Where does honor lie?

“Peace restraining war” part of the Bolton War Memorial by Walter Marsden
Image by Gordon Lawson and in the public domain.

Today, Memorial Day 2015, I commemorate what the United States could have been and still could be.

The participation of colonists (invaders) from abroad in the near genocide of the native peoples did not make the United States great, let alone honorable.

The bloody subjugation of the Philippines into an American colony did not make the United States great, nor were the invaders honorable.

Were the Americans who fought in WWI and WWII and Korea and Vietnam and Afghanistan and Iraq and the countless other forgotten little wars that Americans fought in the last two centuries brave?
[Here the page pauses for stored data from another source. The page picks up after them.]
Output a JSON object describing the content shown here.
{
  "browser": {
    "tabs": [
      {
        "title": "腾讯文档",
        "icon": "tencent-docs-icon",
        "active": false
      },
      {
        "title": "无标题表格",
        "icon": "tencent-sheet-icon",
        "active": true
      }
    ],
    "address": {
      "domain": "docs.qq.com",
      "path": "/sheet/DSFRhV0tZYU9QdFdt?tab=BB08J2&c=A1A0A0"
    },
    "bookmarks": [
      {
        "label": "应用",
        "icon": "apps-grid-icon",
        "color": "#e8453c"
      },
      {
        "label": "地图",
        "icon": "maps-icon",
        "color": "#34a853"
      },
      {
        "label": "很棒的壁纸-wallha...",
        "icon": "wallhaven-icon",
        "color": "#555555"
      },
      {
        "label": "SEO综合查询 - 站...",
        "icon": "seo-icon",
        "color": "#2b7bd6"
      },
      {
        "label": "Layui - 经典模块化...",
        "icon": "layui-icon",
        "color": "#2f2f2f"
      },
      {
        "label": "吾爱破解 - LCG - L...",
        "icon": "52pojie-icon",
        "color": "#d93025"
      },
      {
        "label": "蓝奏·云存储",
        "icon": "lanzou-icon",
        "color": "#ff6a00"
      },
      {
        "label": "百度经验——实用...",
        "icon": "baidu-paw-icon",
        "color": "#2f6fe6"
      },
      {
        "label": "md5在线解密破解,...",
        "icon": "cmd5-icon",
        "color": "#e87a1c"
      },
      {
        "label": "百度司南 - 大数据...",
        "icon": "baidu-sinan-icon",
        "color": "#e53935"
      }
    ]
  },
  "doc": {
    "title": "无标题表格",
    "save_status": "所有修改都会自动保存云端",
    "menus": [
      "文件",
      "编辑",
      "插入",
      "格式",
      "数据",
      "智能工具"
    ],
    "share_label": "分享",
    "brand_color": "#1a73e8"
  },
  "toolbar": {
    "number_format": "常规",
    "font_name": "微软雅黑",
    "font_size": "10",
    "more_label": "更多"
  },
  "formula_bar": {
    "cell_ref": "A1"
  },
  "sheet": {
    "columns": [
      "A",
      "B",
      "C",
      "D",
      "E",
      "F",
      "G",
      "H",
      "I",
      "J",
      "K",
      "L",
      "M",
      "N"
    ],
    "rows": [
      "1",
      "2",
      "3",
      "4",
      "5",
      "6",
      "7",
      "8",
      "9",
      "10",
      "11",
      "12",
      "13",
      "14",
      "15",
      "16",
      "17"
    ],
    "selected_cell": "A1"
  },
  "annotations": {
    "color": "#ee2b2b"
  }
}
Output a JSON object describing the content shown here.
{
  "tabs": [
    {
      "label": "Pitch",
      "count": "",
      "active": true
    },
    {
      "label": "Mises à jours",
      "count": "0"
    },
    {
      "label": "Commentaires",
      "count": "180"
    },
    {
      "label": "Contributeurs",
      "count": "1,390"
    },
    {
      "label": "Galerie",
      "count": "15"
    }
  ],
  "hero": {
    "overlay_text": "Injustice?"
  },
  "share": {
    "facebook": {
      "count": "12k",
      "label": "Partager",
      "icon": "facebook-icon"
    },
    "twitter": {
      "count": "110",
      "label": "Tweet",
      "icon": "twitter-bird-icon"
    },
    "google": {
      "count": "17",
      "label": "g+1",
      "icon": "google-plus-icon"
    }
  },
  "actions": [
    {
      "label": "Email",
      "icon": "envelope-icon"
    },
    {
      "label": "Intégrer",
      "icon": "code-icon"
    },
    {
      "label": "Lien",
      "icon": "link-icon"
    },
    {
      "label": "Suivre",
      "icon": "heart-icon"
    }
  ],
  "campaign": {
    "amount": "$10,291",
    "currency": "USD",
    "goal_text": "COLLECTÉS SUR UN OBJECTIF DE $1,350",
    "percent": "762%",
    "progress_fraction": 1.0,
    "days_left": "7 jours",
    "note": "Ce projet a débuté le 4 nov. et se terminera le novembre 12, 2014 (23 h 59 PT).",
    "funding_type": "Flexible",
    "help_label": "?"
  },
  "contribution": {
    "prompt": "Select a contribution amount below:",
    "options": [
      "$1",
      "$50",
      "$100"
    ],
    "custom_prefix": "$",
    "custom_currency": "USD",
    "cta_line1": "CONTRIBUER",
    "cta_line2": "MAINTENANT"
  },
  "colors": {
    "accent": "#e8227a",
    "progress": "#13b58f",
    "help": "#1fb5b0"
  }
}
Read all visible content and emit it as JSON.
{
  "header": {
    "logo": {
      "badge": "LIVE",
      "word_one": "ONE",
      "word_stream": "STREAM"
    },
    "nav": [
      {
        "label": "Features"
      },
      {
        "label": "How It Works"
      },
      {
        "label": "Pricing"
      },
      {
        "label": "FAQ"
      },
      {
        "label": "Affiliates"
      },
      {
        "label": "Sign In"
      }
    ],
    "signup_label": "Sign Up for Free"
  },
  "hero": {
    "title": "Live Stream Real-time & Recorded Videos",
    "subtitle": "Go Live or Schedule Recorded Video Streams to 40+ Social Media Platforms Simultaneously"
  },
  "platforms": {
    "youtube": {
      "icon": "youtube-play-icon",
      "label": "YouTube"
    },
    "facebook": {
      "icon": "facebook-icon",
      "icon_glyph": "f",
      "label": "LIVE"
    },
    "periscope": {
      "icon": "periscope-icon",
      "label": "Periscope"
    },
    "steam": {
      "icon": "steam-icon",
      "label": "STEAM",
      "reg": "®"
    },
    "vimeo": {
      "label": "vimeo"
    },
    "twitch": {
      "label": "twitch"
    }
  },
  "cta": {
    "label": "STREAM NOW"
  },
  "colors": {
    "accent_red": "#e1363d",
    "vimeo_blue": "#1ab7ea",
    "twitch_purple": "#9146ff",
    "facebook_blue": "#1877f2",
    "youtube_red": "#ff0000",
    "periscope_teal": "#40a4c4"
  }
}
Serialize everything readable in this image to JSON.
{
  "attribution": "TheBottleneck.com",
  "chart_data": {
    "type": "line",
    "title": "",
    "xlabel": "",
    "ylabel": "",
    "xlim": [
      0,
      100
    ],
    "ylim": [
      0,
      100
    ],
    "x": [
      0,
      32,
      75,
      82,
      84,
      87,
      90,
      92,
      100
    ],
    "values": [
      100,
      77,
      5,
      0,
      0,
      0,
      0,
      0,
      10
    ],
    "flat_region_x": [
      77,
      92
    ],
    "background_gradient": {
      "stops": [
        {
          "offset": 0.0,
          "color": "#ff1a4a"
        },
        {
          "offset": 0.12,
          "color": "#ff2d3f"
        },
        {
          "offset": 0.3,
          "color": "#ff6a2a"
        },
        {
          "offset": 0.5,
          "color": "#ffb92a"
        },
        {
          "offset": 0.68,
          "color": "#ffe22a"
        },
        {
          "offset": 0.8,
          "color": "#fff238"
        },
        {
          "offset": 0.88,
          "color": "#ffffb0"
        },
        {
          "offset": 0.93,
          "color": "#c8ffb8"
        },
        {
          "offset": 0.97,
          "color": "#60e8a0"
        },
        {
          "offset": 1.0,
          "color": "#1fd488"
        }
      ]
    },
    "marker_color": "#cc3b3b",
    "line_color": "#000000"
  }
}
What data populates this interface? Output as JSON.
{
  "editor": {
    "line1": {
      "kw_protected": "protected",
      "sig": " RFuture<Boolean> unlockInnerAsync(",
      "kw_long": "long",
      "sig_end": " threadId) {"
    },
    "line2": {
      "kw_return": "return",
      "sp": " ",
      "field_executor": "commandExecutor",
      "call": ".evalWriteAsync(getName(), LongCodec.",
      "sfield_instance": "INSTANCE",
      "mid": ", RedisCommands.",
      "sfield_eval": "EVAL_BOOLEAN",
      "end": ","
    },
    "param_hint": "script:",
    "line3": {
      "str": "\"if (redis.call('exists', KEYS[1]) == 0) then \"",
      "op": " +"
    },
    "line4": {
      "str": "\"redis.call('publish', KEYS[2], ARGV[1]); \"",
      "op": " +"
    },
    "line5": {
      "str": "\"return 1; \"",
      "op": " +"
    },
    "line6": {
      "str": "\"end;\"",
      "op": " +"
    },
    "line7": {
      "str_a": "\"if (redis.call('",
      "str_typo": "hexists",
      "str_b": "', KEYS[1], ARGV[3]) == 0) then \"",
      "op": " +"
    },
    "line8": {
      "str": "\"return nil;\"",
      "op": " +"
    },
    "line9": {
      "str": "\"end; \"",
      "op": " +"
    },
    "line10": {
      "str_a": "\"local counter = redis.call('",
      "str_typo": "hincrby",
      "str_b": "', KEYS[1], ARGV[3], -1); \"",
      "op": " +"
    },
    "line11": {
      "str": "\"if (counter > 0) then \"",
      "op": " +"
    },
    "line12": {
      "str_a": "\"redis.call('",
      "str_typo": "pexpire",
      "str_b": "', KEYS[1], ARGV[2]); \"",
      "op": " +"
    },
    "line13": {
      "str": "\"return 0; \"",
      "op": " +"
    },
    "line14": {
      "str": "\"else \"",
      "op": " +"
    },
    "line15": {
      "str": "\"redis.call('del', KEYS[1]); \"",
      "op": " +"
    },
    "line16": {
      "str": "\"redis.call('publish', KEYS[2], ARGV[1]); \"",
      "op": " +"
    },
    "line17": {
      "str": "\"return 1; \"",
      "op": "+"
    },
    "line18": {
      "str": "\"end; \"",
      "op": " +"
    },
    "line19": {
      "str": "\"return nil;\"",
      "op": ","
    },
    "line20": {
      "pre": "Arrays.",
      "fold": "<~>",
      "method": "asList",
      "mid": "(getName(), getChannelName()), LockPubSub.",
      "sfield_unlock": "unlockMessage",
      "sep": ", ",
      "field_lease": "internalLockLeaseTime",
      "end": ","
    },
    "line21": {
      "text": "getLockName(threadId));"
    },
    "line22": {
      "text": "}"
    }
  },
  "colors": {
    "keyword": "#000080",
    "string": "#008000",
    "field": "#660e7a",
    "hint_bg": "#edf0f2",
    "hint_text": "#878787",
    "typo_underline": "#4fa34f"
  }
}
I am sure many but not all of them were. Were they fighting for their country? Most of them probably thought they were doing so. Were they actually fighting on behalf of the military-industrial complex, the powerful elite intent on pursuing its own interests with little concern for the human costs? I believe so.

Is it appropriate to honor members of the military who killed others, including innocent civilians, because they were told to do so and trained to follow orders? I believe sympathy for them and their families is more appropriate; however, I am also moved by the words of Ambrose Bierce, who fought for the Union in the U.S. Civil War, and was distressed by the insistence of northerners and southerners in the post-war decades to have two separate memorial days, honoring only their own dead: “The wretch, whate’er his life and lot/ Who does not love the harmless dead/ With all his heart and all his head— / May God forgive him, I shall not.”

But, I ask you, when will we start honoring the conscientious objectors, the war resisters, the anti-nuke activists, and all those who embrace nonviolence? When will we create a national peace memorial and a Memorial Day transmuted into a day honoring the pursuit of peace, nonviolence, and human rights?